"Although significant progress over the past 10 years has greatly advanced the capabilities of these tiny man-made machines, such catalytic motors have predominantly relied on an external hydrogen peroxide fuel that impedes many practical applications," Joe Wang, Distinguished Professor, Department of Nanoengineering at the University California San Diego, tells Nanowerk. "Extending the scope of chemically-powered nanomotors to diverse operations and new environments requires the identification of new in situ fuels in connection to new catalytic materials and reactions. Obviously, water is the ideal choice as fuel for the majority of practical nanomachine applications."
In new work, reported in the August 14, 2012 online issue of ACS Nano ("Water-Driven Micromotors"), Wang and his team (Wei Gao, Allen Pei) have now demonstrated the first example of a water-driven bubble-propelled micromotor that eliminates the requirement for the common hydrogen peroxide fuel.
Although the water-splitting reaction has been used before to drive bipolar-electrochemical macroscale motors under an external electrical field (see paper in Nature Communications: "Electric field-induced chemical locomotion of conducting objects"), it has not been used for the locomotion of self-propelled chemically powered micromotors.
By presenting the first example of a chemically-powered micromotor propelled autonomously using water as the sole fuel source, the team greatly expands the scope of applications and environments of chemically powered nanomachines (in previous work, Wang and his team already demonstrated hydrogen-bubble-propelled zinc-based microrockets that rely on strong acids as fuels).
In particular, as Wang explains, "these water-driven micromotors could have a profound impact on diverse biomedical or industrial applications of micromotors, ranging from targeted drug delivery to microchip diagnostics, where the use of the common peroxide fuel is not desirable or possible."
The water-driven Janus micromotor is composed of a partially coated Al–Ga binary alloy microsphere. The dark hemisphere (left) represents the Al-Ga alloy, while the green area (right) corresponds to the asymmetric Ti coating on one side of the sphere. The ejection of hydrogen bubbles from the exposed Al-Ga alloy hemisphere side, upon its contact with water, provides a powerful directional propulsion thrust. (Image: Dr. Wang, UC San Diego)

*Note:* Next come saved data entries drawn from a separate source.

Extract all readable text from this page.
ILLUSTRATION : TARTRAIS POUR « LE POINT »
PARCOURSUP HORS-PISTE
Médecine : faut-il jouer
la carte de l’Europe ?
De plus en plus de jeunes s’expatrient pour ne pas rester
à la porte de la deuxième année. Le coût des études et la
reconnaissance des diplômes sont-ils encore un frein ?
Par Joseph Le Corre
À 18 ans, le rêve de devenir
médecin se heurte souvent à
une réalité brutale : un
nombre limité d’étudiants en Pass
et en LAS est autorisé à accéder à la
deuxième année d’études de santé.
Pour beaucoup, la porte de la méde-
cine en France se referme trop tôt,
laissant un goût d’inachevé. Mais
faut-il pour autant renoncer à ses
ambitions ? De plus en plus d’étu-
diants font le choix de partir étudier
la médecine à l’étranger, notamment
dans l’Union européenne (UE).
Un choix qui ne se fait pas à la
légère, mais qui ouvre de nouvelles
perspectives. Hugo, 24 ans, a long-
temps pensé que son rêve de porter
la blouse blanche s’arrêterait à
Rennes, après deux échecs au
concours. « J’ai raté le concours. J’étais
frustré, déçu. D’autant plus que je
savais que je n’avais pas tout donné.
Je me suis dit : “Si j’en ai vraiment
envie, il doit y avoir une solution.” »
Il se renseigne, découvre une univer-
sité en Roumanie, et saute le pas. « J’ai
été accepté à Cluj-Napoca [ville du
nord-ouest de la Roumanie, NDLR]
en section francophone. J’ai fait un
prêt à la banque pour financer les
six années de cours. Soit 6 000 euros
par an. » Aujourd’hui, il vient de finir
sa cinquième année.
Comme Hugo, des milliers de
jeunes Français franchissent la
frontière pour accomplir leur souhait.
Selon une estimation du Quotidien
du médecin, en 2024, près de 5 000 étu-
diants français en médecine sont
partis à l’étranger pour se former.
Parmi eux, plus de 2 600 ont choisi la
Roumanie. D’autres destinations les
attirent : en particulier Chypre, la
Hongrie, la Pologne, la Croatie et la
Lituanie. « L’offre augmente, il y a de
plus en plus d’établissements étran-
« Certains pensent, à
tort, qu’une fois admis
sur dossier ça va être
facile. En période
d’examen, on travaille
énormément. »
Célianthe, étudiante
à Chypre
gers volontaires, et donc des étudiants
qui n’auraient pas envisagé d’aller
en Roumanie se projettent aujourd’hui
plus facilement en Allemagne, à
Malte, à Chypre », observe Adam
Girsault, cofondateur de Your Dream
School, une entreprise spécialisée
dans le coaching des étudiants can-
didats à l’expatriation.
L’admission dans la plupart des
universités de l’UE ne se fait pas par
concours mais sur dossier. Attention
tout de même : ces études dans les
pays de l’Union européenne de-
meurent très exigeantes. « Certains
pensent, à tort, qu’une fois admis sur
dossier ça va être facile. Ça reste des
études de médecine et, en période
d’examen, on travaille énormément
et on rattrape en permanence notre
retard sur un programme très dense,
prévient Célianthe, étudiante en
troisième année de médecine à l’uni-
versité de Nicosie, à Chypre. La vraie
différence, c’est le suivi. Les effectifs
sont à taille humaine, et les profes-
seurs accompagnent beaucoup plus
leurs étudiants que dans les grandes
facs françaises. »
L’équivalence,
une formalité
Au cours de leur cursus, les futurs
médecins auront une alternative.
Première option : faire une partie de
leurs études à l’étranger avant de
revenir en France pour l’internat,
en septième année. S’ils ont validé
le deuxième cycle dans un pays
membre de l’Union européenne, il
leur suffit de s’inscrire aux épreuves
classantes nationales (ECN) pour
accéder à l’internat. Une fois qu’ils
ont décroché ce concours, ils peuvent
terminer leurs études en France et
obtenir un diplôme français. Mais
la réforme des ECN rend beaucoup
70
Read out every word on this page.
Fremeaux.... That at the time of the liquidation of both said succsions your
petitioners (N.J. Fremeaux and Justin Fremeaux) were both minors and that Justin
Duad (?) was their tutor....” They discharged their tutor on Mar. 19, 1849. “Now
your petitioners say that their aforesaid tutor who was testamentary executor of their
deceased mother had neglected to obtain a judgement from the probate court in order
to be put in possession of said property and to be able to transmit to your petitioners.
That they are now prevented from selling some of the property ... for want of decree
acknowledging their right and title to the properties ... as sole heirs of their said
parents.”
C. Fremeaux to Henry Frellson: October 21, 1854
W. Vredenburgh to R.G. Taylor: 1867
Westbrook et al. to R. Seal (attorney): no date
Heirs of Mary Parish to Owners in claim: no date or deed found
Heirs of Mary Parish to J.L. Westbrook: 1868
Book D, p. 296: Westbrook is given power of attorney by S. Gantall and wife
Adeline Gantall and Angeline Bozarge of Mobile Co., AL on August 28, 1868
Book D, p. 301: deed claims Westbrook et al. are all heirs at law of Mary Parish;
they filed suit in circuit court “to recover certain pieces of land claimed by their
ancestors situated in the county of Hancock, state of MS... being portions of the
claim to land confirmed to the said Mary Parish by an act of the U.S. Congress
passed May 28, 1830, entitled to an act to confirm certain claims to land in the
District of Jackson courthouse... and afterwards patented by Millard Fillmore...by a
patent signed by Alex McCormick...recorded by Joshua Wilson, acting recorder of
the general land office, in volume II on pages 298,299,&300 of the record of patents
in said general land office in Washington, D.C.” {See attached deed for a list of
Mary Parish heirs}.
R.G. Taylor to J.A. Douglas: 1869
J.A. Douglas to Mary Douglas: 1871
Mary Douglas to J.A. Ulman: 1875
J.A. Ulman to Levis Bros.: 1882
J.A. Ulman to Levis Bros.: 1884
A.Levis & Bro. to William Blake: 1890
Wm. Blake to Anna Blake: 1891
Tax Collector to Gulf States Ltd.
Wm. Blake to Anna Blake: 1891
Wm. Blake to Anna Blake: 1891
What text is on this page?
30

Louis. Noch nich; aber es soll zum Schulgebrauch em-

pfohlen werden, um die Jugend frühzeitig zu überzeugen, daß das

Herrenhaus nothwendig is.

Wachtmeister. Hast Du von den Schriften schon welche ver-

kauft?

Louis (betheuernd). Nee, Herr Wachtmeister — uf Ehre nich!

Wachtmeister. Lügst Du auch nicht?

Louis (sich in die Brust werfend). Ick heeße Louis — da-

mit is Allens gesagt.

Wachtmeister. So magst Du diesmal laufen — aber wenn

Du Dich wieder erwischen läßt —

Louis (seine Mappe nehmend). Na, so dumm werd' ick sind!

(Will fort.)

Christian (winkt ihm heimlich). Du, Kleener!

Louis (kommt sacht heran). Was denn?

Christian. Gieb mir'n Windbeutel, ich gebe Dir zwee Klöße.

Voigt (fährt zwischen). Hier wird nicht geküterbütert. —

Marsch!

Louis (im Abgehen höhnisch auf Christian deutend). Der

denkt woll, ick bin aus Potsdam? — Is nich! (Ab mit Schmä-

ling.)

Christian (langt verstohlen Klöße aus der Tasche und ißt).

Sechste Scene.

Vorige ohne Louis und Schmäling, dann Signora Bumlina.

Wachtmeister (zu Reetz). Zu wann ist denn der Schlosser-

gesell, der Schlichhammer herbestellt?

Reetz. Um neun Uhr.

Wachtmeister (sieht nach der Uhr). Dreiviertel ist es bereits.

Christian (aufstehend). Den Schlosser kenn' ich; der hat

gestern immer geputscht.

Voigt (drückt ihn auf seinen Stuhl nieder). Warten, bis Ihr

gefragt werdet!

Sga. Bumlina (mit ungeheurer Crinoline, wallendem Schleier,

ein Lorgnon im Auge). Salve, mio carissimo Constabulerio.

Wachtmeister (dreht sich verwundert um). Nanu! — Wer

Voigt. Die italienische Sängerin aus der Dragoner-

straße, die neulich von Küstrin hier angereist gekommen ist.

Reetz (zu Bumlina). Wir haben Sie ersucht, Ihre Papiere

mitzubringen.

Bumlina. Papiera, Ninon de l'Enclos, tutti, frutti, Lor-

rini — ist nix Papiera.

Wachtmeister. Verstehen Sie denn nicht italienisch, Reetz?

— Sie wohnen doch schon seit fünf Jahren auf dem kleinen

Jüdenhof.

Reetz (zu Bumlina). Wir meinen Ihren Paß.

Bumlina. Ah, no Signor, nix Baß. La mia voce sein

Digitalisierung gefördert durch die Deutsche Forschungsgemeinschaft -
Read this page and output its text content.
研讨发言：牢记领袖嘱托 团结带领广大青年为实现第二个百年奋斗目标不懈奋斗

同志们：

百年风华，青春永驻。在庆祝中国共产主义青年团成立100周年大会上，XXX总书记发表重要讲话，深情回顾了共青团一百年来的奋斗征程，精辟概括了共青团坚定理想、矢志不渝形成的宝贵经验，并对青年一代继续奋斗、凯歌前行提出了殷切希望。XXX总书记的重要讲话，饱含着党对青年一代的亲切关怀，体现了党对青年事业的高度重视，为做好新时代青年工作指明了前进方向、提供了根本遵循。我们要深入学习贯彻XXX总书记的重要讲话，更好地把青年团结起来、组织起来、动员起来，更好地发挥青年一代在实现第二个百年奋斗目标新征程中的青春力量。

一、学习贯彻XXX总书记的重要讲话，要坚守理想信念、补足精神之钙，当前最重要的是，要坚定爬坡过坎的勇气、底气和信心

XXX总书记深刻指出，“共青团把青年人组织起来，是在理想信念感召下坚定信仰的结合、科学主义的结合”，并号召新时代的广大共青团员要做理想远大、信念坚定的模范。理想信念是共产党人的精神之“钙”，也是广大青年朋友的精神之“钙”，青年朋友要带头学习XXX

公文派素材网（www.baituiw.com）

To accomplish the goal of using water for generating the bubble-thrust, essential for an efficient autonomous movement, the researchers have focused here on the use of aluminum to reduce water to hydrogen. For this purpose they identified the most appropriate aluminum-alloy composition. They designed a new bubble-propelled spherical Janus micromotor based on coating one side of an Al-Ga microparticle with a titanium layer (see figure above) and developed a new microcontact route for fabricating such water-propelled Al-Ga/Ti microparticles.
Specifically, the fabrication process involved these major steps: Aluminum particles (average size 20 µm) and liquid gallium are spread onto separate glass slides at a 1:1 mass ratio. The two slides were then pressed together until an Al-Ga alloy formed via microcontact mixing. During this period, gallium penetrated into the aluminum particles to form the outer alloy layer. Subsequently, one side of the Al-Ga microparticles was coated with a titanium layer via e-beam evaporation to form the asymmetric Janus microstructure. Brief sonication allowed the separation of the micromotors from the glass slides.
Once the microparticles come in contact with water – or other fluids such as biological media – a rapid reaction between the aluminum alloy and water leads to a spontaneous generation of hydrogen bubbles. This ejection of hydrogen bubbles from the exposed Al-Ga alloy hemisphere side provides a powerful directional propulsion thrust (see video below).
The strong momentum of the bubble ejection propels the micromotor at a remarkable speed of 3 millimeters per second, which corresponds to 150 body lengths per second.
Wang says that future efforts will aim at further improving the propulsion behavior of water-driven micromotors by enhancing the alloy reactivity via a judicious control of its microstructure and composition.
"We will also investigate new water-splitting catalytic reactions and materials, that would offer extended motor lifetimes and/or higher efficiency, and will demonstrate practical applications of these water-powered micromotors."